Brian put his hand in his pocket and lifted my locket from it. He held it toward me. “God knows how, but it ended up caught in the bottom of the front seat and I found it, a three-point shot at the buzzer. It’s in perfect condition, without a scratch.”

I clasped my hand around the cold butterfly. I turned my hand over and stared at it, but I couldn’t see anything through my tears. “Dios mío.”

Dodge put his hands in his pockets and lifted his shoulders. “I wouldn’t have believed it could have been in there if I hadn’t watched him disassemble my whole car in front of me and pull it out of the bottom of that seat.”

As the butterfly sat in my hand, it grew warmer. I pressed it to my face and could almost imagine the little monarch’s heart had started to beat.

Brian clasped my upper arm. “The chain was broken, but I had it repaired.”

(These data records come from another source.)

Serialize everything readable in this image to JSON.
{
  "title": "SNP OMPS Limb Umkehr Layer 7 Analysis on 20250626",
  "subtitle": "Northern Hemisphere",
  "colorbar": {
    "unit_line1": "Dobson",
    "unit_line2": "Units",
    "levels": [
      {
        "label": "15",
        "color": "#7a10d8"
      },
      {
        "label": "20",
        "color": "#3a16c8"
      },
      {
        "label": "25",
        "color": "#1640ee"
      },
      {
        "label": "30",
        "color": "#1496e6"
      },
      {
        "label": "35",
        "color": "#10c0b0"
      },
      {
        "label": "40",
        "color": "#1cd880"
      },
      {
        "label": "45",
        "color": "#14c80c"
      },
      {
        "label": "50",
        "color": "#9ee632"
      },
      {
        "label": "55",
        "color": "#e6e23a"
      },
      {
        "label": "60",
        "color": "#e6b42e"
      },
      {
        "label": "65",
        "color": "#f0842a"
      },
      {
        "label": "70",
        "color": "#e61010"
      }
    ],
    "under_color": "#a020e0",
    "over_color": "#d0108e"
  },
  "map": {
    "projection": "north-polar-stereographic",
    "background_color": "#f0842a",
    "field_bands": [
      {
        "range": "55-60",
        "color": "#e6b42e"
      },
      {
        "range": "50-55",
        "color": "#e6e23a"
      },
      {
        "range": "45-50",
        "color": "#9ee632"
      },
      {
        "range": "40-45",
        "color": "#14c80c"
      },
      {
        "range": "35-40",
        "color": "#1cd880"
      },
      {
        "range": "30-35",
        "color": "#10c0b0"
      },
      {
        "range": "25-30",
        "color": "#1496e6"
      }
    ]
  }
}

I dangled the butterfly against my chest and pulled the two ends of the chain to meet in the back. By feel, I fastened the clasp. The warmth of the butterfly spread across my chest. I had a piece of Adrian back. I stood up and embraced Brian, then Dodge, then again Brian for much longer.

“Thank you,” was all I could manage, but I patted him to make up for it.

The ESPN staff clapped. I’d forgotten they were there.